Subject Area Virology
Term from 2019 to 2022
Project identifier Deutsche Forschungsgemeinschaft (DFG) - Project number 410256219
 
Chronic hepatitis B virus (HBV) infection continues to be a major health problem worldwide, and remains hard to be cured. Immunotherapy with Interferon α (IFNα) is an important method for the clinical treatment of chronic hepatitis B. IFNα exhibits direct antiviral effect as well as immunomodulatory activities, which can induce sustained antiviral responses in part of the treated chronic hepatitis B patients. However, our previous studies have demonstrated that the clinically used subtype (IFNα2) is not the most effective subtype for the anti-HBV treatment among all IFNα subtypes. So far very little is known about the IFNα subtype-specific susceptibility during the course of HBV infection and its related cellular and molecular mechanism. In the current project, by employing human clinical samples, in vitro cellular models as well as in vivo animal models, we want to firstly study the induction of IFNA subtypes in different tissues from HBV-infected patients and we will correlate this with ISG expression pattern in different patient cohorts.
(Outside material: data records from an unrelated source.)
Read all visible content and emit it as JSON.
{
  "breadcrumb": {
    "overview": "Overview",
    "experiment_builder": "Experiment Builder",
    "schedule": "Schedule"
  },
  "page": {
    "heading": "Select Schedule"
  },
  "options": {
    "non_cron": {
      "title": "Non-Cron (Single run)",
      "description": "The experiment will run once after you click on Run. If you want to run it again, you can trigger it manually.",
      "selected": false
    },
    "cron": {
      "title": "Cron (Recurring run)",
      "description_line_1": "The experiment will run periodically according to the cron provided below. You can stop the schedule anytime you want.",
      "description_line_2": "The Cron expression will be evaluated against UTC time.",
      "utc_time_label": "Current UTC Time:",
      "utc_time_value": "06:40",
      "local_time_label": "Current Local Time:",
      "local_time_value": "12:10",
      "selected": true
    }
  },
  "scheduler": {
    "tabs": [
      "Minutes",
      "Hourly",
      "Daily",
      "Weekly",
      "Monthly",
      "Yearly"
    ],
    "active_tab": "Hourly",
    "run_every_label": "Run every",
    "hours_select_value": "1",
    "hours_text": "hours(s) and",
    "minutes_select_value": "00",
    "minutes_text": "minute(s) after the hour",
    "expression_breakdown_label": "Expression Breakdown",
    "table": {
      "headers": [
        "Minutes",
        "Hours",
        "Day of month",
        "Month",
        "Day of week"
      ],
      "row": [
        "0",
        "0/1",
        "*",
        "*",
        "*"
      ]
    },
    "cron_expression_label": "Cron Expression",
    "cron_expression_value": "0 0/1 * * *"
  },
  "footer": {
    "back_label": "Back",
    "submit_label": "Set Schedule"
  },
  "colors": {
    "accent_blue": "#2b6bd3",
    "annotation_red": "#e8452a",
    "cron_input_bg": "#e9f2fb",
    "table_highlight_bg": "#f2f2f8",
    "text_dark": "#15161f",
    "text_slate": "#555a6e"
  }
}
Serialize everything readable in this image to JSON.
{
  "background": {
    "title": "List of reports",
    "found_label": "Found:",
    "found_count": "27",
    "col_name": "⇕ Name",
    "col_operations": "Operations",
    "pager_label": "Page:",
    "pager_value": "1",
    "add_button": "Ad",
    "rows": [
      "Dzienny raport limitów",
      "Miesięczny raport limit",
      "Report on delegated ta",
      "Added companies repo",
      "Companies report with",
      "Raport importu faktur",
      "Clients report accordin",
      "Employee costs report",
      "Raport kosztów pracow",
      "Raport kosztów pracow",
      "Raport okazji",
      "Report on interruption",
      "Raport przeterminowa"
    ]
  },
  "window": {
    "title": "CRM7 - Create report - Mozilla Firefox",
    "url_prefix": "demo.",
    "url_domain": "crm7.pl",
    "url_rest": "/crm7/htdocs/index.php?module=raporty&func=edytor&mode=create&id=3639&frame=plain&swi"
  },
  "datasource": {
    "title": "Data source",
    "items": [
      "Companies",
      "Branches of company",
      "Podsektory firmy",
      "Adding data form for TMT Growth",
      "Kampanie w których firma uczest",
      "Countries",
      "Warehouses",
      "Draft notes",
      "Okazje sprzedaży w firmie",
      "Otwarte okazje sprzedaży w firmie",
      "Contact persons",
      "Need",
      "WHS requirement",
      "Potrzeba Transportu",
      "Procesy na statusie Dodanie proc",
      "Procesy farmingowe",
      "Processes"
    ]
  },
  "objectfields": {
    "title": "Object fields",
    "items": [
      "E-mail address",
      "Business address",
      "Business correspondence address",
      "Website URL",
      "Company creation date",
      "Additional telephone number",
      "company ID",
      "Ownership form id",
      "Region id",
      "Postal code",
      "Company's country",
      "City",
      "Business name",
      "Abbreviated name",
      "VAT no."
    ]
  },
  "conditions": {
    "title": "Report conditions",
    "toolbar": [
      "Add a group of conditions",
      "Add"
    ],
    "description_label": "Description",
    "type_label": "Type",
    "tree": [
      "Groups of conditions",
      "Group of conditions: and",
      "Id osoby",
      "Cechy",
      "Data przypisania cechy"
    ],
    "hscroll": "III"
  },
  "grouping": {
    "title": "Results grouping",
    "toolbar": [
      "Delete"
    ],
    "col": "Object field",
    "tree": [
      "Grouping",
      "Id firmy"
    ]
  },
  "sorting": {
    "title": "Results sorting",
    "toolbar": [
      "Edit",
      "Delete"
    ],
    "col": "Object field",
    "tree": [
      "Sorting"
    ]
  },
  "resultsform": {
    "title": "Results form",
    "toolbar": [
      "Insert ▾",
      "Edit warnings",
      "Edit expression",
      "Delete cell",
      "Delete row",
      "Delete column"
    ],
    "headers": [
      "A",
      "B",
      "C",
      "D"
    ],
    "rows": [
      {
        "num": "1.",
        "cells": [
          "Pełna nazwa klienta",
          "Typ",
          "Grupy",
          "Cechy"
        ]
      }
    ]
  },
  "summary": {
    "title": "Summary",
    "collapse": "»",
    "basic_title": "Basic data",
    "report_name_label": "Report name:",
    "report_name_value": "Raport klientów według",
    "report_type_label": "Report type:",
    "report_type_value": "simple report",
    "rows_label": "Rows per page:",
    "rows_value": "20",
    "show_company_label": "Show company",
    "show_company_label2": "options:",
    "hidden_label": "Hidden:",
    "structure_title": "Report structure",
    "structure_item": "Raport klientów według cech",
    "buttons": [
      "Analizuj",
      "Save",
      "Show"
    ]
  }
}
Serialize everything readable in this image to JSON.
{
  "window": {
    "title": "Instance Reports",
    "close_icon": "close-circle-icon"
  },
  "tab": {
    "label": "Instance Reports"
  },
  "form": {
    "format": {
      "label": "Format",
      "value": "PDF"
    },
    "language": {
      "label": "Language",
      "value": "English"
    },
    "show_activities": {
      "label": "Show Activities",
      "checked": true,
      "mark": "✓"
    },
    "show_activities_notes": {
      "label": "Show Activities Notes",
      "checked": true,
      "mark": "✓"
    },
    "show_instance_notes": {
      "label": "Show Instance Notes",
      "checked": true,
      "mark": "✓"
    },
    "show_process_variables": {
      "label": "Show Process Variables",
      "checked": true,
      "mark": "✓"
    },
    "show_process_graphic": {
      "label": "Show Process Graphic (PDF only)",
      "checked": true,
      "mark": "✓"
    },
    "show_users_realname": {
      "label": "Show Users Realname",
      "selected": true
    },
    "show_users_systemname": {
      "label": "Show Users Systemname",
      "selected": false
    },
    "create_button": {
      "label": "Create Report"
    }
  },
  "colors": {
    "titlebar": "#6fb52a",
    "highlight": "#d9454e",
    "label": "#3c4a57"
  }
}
We also aim to investigate the antiviral effects of specific human IFNα subtypes on HBV cccDNA, which is a major hurdle in eradicating HBV. Further analysis of the immune response against HBV in the context of IFN-mediated immunotherapies and the role of individual cell subsets will be investigated. The results of the study will provide theoretical and experimental evidences for designing new targeted immunotherapeutic strategies for chronic hepatitis B infection.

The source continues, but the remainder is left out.